# Bandwidth search on Principal Component Analysis

Find optimal bandwidth for each class using a PCA option as the reduction input.

In [None]:
import os
import pathlib
from glob import glob

import geopandas as gpd
import joblib
import matplotlib.pyplot as plt
import numpy as np
import pandas as pd

from gwlearn.ensemble import GWRandomForestClassifier
from gwlearn.linear_model import GWLogisticRegression
from gwlearn.search import BandwidthSearch

In [None]:
# Open scores for adaptive bandwidth
a_files = glob("/data/uscuni-restricted/06_bandwidths/*adaptive*.csv")
a_files = [f for f in a_files if "pca" in f]

In [None]:
a_files

In [None]:
pca_bw = {1: 1500, 2: 300, 3: 1900, 4: 1500, 5: 2100, 6: 700, 7: 2300, 8: 2500}

In [None]:
# Add all labels to one list
a_files_list = []
labels = []

for i in a_files:
    label = os.path.splitext(os.path.basename(i))
    labels.append(label)
    df = pd.read_csv(i, index_col=0).rename(columns={"aic": label})
    a_files_list.append(df)
a_data = pd.concat(a_files_list, axis=1)

# Create plot
fig, ax = plt.subplots(figsize=(10, 10))

# Plot the lines
a_data.plot(ax=ax)

# Add nodes at minima
for col in a_data:
    min_idx = a_data[col].idxmin()
    min_val = a_data[col].min()
    print(col)
    print(min_idx, min_val)
    ax.plot(min_idx, min_val, "o")

# Add grid: both major and minor lines
ax.grid(which="major", linestyle="-", linewidth=0.5, color="gray")
ax.minorticks_on()
ax.grid(which="minor", linestyle=":", linewidth=0.3, color="gray")

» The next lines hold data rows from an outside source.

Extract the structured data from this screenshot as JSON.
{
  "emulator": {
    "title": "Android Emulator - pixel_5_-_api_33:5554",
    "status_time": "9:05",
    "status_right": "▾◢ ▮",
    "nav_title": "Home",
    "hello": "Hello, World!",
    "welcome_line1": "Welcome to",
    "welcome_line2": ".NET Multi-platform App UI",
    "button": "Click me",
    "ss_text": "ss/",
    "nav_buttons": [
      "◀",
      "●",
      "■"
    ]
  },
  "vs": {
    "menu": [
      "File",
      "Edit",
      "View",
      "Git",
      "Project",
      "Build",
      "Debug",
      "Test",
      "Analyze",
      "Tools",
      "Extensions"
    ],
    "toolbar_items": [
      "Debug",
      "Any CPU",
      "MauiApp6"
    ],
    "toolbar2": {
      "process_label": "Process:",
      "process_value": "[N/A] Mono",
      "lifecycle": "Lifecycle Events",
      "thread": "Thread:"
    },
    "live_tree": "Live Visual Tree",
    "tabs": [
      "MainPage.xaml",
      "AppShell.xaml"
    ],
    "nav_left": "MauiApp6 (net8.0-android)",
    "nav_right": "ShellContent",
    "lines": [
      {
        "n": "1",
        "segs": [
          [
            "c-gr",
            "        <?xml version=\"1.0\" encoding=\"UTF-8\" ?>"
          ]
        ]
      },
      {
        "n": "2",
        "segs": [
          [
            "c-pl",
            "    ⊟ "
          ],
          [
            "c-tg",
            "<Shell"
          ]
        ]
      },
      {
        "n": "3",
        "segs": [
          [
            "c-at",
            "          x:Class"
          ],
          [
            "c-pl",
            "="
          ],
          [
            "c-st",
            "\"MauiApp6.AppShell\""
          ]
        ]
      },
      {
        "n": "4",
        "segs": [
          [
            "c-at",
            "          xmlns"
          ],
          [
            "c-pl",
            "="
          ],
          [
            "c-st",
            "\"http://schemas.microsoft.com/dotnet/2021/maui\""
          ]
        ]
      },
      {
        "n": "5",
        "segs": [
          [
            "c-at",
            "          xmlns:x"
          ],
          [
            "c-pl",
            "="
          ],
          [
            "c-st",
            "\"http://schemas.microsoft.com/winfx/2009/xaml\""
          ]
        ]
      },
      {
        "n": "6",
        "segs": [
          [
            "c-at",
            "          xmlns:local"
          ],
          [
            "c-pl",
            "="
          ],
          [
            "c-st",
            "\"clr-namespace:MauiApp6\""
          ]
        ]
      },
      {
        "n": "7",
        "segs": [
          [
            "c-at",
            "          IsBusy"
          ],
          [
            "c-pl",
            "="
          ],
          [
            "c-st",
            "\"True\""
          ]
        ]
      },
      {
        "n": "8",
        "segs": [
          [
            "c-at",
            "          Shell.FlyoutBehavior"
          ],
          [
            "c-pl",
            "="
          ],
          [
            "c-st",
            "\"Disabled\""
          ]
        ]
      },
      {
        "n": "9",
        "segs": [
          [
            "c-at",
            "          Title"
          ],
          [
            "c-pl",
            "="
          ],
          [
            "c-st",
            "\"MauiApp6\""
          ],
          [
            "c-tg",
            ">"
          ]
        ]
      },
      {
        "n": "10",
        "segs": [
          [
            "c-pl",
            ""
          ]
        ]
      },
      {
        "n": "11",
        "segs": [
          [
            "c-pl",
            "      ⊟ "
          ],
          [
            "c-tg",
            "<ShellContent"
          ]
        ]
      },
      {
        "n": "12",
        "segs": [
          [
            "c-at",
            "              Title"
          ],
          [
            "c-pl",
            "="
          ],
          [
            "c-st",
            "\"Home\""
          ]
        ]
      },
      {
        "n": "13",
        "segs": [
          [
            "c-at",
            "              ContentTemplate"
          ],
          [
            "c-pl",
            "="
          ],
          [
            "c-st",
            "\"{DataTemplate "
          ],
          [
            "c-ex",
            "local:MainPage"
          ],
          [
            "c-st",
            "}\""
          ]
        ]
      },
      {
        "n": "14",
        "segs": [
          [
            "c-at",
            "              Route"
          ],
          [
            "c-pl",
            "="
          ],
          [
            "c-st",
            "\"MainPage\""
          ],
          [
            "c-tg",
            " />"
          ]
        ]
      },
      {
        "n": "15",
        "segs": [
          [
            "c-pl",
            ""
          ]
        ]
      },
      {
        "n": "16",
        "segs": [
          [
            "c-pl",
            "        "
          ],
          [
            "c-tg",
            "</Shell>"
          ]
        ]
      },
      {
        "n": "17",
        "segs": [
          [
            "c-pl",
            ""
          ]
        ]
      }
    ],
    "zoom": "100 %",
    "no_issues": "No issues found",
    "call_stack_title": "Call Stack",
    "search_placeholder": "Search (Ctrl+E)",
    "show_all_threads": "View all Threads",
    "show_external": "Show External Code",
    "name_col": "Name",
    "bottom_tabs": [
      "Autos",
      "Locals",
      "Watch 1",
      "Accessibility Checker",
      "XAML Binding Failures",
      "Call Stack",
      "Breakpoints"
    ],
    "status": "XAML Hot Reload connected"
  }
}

# Customize minor ticks spacing (optional)
ax.xaxis.set_minor_locator(plt.MultipleLocator(500))
ax.yaxis.set_minor_locator(plt.MultipleLocator(0.5))  # every 0.5 on y-axis

# Set plot limits
plt.ylim(66, 72)
plt.xlim(0, 12500)

# Add legend
plt.legend()

plt.show()

In [None]:
label

In [None]:
# Open scores for fixed bandwidth
f_files = glob("*adaptive*.csv")
f_files = [f for f in f_files if "fa" in f]

In [None]:
fa_bw = {1: 1300, 2: 300, 3: 2300, 4: 1500, 5: 1500, 6: 500, 7: 2300, 8: 2500}

In [None]:
# Add all labels to one list
f_files_list = []
for i in f_files:
    f_files_list.append(pd.read_csv(i, index_col=0).rename(columns={"aic": i}))
f_data = pd.concat(f_files_list, axis=1)

# Plot and print the scores
f_data.plot()
for col in f_data:
    print(col)
    print(f_data.loc[:, col].idxmin(), np.min(f_data.loc[:, col]))

In [None]:
# Open scores for fixed bandwidth
u_files = glob("*adaptive*.csv")
u_files = [f for f in u_files if "no_dr" in f]

In [None]:
umap_bw = {1: 1300, 2: 300, 3: 2100, 4: 1500, 5: 1700, 6: 700, 7: 2300, 8: 2500}

In [None]:
# Add all labels to one list
u_files_list = []
for i in u_files:
    u_files_list.append(pd.read_csv(i, index_col=0).rename(columns={"aic": i}))
u_data = pd.concat(u_files_list, axis=1)

# Plot and print the scores
plt.figure(figsize=(10, 6))
ax = u_data.plot(ax=plt.gca())
plt.legend(bbox_to_anchor=(1.05, 1), loc="upper left", borderaxespad=0.0)

for col in u_data:
    print(col)
    print(u_data.loc[:, col].idxmin(), np.min(u_data.loc[:, col]))